We know that the point we are looking for is at the terminal point of \(\proj_{\uvec{a}} \uvec{u}\text{,}\) where \(\uvec{u} = \abray{OQ} = (4,4)\text{.}\) So compute
\begin{equation*}
\proj_{\uvec{a}} \uvec{u}
= \frac{4\cdot 3 + 4\cdot 1}{3^2 + 1^2}\; (3,1)
= \frac{8}{5} (3,1)
= \left(\frac{24}{5}, \frac{8}{5}\right)\text{,}
\end{equation*}
which tells us that the point on the line closest to \(Q\) is \(P(24/5,8/5)\text{.}\) Now, the vector
\begin{equation*}
\uvec{n} = \abray{PQ} = (-4/5,12/5)
\end{equation*}
will be a normal vector for the line, extending from \(P\) to \(Q\text{,}\) and so the norm of this vector represents the (perpendicular) distance between \(Q\) and the line:
\begin{equation*}
d
= \unorm{n}
= \sqrt{\left(-\frac{4}{5}\right)^2 + \left(\frac{12}{5}\right)^2}
= \sqrt{\frac{160}{25}}
= \frac{4\sqrt{10}}{5}\text{.}
\end{equation*}
Subsection 13.4.3 Cross product
Here is an example of using the cross product to answer a geometry question in \(\R^3\text{.}\)

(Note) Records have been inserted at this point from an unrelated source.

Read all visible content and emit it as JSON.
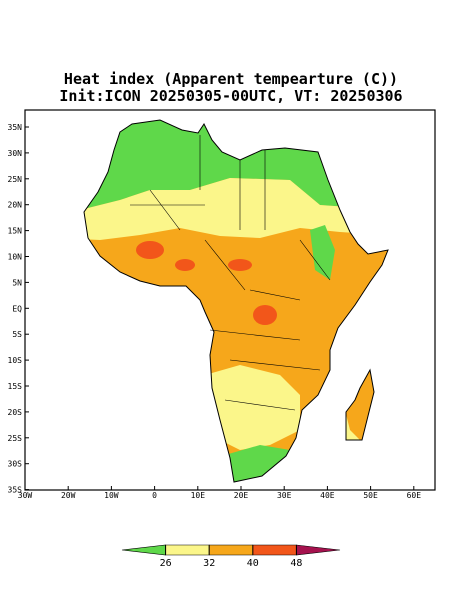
{
  "title": "Heat index (Apparent tempearture (C))",
  "subtitle": "Init:ICON 20250305-00UTC, VT: 20250306",
  "x_labels": [
    "30W",
    "20W",
    "10W",
    "0",
    "10E",
    "20E",
    "30E",
    "40E",
    "50E",
    "60E"
  ],
  "y_labels": [
    "35N",
    "30N",
    "25N",
    "20N",
    "15N",
    "10N",
    "5N",
    "EQ",
    "5S",
    "10S",
    "15S",
    "20S",
    "25S",
    "30S",
    "35S"
  ],
  "colorbar": {
    "ticks": [
      26,
      32,
      40,
      48
    ],
    "colors": [
      "#5fd84a",
      "#fbf68a",
      "#f6a71b",
      "#f2561a",
      "#a5124e"
    ]
  }
}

Example 13.4.4. Using cross product to determine the equation of a plane in \(\R^3\).
Suppose we would like to determine the equation of the plane in \(\R^3\) that passes through the point \((3,3,3)\) and is parallel to the vectors \(\uvec{u} = (1,2,-3)\) and \(\uvec{v} = (0,2,5)\text{.}\)
The equation we are looking for is of the form \(a x + b y + c z = d\text{.}\) We know that \(a,b,c\) can be taken to be the components of any normal vector for the plane. A normal vector for the plane must be orthogonal to the plane, and hence must be orthogonal to each of \(\uvec{u}\) and \(\uvec{v}\text{.}\) We can use the cross product to compute such a vector:
\begin{align*}
\uvec{n}
= \ucrossprod{u}{v}
\amp
= \left\lvert\begin{array}{rrr}
\ivec{} \amp \jvec{} \amp \kvec{} \\
1 \amp 2 \amp -3 \\
0 \amp 2 \amp 5
\end{array}\right\rvert\\
\amp
= \ivec{}\bbrac{2\cdot 5 - (-3)\cdot 2}
- \jvec{}\bbrac{1\cdot 5 - (-3)\cdot 0}
+ \kvec{}(1\cdot 2 - 2\cdot 0)\\
\amp = \injkvec{16}{5}{2} \text{.}
\end{align*}
So we can use \(16 x - 5 y + 2 z = d\) as the equation of the plane, for some as-yet-to-be-determined value of \(d\text{.}\) But we also know that the plane passes through the point \((3,3,3)\text{,}\) so we must have
\begin{equation*}
16 \cdot 3 - 5 \cdot 3 + 2 \cdot 3 = d \qquad\implies\qquad d = 39 \text{.}
\end{equation*}
Thus, the plane can be described algebraically by the equation \(16 x - 5 y + 2 z = 39\text{,}\) or in point-normal form by the equation \(\dotprod{\uvec{n}}{(\uvec{x}-\uvec{x}_0)} = 0\text{,}\) where \(\uvec{n}\) is as computed above, \(\uvec{x}_0\) is the “base” point \((3,3,3)\text{,}\) and \(\uvec{x} = (x,y,z)\) is a variable point.